Si le coût élevé de la classe affaires (jusqu'à cinq fois plus chère que la classe économique) n'apparaît pas prohibitif à ses adeptes dès lors qu'elle leur permet d'optimiser leur déplacement en travaillant dans l'avion, ce choix n'exclut pas néanmoins les réflexes de bonne gestion.
Les vols en business class sont en effet souvent sélectionnés avec soin de façon à privilégier les moins onéreux. Lionel Puget a par exemple l'habitude de faire son marché pour trouver le meilleur prix « sur une compagnie acceptable ».
Et sans tenir compte des programmes de fidélisation proposés selon lui généralement « par des compagnies pratiquant des prix très élevés ». Entre la France et l'empire du Milieu, le PDG d'Axson Technologies vole ainsi sur China Airlines, compagnie moins chère qu'Air France, même en business.
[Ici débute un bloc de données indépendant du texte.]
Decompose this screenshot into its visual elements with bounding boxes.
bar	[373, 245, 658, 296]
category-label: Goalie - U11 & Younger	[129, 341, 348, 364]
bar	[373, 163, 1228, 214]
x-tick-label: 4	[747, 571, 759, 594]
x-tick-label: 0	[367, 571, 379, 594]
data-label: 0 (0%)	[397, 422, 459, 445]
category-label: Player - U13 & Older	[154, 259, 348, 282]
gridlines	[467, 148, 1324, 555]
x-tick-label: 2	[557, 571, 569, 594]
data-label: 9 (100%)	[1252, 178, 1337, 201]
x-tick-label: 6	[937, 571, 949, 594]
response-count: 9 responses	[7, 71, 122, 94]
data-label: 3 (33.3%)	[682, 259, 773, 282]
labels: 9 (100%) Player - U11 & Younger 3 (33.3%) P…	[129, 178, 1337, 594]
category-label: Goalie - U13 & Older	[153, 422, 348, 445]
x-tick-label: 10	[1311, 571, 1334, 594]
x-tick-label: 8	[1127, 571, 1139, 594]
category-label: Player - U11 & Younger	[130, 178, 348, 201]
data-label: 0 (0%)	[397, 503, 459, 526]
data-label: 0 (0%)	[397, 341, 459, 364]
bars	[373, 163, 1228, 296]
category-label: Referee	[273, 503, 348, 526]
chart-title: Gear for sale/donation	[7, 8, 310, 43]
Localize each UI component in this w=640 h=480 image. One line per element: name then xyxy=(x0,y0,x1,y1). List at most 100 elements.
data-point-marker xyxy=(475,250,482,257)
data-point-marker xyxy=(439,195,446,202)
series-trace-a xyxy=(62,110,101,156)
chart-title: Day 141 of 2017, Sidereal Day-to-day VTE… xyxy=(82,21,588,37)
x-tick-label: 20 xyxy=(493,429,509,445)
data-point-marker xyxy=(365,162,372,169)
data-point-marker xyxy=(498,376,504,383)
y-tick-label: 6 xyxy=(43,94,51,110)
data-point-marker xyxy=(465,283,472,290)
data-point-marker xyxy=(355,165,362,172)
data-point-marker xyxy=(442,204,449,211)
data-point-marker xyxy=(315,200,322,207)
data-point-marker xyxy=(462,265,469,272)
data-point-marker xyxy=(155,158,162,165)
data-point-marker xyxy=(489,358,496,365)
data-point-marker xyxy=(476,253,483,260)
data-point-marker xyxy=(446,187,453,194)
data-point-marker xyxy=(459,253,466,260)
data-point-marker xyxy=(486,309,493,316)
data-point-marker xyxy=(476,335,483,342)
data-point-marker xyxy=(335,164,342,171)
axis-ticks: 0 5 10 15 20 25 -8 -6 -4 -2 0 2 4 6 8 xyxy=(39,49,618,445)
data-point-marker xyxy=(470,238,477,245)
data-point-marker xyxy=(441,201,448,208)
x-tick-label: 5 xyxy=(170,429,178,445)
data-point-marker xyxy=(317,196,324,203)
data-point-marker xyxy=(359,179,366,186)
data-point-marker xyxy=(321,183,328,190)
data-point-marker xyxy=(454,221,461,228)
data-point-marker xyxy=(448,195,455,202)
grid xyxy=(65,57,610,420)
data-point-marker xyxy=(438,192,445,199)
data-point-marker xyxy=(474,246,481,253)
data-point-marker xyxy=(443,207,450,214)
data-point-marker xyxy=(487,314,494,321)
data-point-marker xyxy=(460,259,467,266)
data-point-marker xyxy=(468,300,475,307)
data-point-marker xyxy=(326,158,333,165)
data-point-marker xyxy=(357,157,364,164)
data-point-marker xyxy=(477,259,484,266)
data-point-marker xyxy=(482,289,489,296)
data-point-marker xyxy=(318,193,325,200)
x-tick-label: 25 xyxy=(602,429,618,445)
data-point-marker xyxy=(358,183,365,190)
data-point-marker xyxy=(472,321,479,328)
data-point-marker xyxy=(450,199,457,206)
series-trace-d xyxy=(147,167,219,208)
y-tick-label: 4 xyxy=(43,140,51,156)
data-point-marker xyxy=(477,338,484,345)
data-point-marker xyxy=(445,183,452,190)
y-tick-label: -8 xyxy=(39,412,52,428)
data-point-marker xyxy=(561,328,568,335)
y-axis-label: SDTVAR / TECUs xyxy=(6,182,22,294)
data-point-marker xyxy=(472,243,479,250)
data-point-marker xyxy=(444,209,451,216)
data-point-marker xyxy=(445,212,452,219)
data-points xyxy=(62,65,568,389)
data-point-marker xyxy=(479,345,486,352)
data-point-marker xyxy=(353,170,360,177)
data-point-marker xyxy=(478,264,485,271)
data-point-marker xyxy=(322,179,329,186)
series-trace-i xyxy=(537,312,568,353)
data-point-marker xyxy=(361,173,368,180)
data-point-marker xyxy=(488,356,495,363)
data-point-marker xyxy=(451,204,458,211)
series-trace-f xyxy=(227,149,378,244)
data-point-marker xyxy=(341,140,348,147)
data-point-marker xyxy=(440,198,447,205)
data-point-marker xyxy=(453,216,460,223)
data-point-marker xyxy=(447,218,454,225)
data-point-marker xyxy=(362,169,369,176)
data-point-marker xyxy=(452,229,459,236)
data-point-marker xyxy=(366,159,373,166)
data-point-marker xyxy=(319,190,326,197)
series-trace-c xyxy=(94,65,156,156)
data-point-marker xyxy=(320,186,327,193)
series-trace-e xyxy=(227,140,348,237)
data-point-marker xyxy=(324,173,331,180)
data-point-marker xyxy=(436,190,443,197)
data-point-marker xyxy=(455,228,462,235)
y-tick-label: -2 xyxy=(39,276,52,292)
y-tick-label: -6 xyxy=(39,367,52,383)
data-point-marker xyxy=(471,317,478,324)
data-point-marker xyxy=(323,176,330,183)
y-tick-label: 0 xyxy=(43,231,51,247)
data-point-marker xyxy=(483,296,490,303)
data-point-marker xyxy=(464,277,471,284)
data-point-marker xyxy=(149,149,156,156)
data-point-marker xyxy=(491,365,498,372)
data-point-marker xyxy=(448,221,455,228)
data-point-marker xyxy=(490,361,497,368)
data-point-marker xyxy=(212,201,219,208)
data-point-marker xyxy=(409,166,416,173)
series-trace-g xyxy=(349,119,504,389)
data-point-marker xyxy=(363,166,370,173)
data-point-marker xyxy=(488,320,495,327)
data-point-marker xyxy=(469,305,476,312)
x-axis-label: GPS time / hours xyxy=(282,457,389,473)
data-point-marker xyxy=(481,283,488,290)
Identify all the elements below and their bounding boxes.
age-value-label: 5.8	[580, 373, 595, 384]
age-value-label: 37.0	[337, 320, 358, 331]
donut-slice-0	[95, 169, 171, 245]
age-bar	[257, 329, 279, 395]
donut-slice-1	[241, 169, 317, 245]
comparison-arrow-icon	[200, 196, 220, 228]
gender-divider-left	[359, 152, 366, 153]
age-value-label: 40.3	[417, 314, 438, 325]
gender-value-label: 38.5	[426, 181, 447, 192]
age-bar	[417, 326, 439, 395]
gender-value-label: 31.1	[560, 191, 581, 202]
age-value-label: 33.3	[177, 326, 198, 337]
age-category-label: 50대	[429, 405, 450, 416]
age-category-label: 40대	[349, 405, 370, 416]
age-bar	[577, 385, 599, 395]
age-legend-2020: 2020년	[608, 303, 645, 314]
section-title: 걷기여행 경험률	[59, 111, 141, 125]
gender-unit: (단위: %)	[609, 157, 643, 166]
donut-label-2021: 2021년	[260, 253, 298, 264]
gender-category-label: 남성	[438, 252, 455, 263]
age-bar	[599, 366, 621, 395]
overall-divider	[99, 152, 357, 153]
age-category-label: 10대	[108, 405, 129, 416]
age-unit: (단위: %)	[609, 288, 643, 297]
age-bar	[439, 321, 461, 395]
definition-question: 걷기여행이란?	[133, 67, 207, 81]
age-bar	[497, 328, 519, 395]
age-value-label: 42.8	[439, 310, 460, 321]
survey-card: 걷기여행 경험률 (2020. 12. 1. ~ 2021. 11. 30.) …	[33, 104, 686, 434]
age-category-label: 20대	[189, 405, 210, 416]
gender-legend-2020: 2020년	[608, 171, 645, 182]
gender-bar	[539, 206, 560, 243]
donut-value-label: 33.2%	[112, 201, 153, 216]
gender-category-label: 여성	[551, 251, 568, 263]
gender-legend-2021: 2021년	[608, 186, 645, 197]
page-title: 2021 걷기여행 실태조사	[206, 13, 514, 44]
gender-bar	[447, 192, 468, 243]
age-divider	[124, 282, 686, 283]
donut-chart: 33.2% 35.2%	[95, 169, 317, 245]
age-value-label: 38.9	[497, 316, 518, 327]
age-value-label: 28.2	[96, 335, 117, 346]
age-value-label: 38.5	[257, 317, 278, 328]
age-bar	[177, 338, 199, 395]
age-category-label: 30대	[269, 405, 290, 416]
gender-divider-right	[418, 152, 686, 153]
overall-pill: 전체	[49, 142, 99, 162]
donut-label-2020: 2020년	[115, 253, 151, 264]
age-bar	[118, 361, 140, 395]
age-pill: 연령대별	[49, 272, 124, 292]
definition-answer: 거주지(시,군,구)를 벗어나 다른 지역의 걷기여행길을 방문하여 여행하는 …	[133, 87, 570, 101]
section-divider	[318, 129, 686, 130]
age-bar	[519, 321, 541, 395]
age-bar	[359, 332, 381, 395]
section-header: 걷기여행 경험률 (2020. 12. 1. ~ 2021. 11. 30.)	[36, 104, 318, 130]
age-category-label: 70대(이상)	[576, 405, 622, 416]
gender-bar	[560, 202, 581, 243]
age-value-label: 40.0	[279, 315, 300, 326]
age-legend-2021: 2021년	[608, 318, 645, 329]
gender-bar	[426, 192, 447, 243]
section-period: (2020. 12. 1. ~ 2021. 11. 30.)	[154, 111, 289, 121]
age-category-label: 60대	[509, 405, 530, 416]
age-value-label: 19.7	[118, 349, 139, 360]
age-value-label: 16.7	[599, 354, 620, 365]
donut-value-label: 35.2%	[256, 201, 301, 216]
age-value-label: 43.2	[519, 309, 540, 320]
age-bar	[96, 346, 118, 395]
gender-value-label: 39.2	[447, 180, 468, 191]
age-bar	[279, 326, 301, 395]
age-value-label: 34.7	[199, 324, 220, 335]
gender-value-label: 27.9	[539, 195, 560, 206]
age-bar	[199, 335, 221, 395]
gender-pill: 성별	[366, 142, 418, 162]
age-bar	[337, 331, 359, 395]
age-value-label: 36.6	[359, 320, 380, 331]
« Certains tarifs spéciaux existent en classe affaires, notamment pour les billets "tour du monde" », affirme en connaisseur Pierre Martin, notre directeur commercial resté incognito, qui confie avoir fait huit fois le tour du globe en 2004.

Beaucoup d'appelés et peu d'élus

Les collaborateurs des entreprises, en revanche, n'ont pas toujours le droit de passer derrière le rideau de la business class. Le plus souvent, c'est un privilège associé à l'âge.
Chez Axson Technologies, le PDG Lionel Puget est ainsi resté jusqu'à 51 ans en classe éco. « J'ai montré l'exemple. »
Aujourd'hui, ses collaborateurs peuvent voyager en business sur des destinations long-courriers, mais avec parcimonie. Un avantage réservé également aux grands voyageurs et donc finalement limité mécaniquement à un nombre restreint de personnes, ce qui permet d'éviter les dérapages.

A l'inverse, en vrai aficionado de la business class, Bruno Carrier, qui va embaucher des cadres pour diriger ses sites en Europe, compte bien leur permettre de profiter de ces modes de transport tout confort.

Business class ou hôtel de classe, il faut choisir

Chez Devoteam, société de conseil en technologie de l'information, présente dans 17 pays, c'est seulement lors de vols de plus de cinq heures que les collaborateurs peuvent voyager en business class.
Même Godefroy de Bentzmann, le coprésident du directoire, qui se déplace en moyenne deux jours par semaine, ne prend la classe affaires que pour les vols effectués sur le Moyen-Orient ou bien les vols transatlantiques (Vancouver au Canada). « Nous préférons dépenser plus en hôtels ou en taxis », explique le dirigeant de Devoteam.

Le PDG d'Axson Technologies, Lionel Puget, partage cet avis. S'il accorde la classe affaires avec prudence, il affirme en revanche veiller à ce que ses collaborateurs soient toujours installés dans des hôtels de bonne qualité.

Le temps, c'est de l'argent

Un des principaux intérêts des vols en classe affaires réside pour nombre de leurs adeptes dans la possibilité d'« enregistrer directement ses bagages sans faire des heures de queue lors de l'arrivée à l'aéroport », souligne l'architecte Nicolas Berry. Un avantage qui n'a pas de prix lorsqu'on cumule comme lui 80 vols en deux ans. Autre privilège, l'accès aux luxueux salons lounges des aéroports avec cuisine de qualité, boissons à volonté et connexions internet.

Le silence est d'or

Sans compter qu'être entre hommes d'affaires évite bien des désagréments.
Sur les vols entre la France et le Vietnam, réputé pour attirer les familles adoptantes, «  on a recensé jusqu'à vingt-trois nouveau-nés dans un avion  », souligne Nicolas Berry. Pleurs des bébés, agitation des parents.
« Dans ces conditions, seule la business class permet de dormir et d'être immédiatement opérationnel à l'arrivée !  », affirme ce bâtisseur, qui négocie de gros contrats à Hanoi. Dès lors, la classe affaires n'est plus vécue par ses adeptes comme un bonus statutaire, mais simplement comme un moyen d'aller le plus confortablement possible d'un point A à un point B.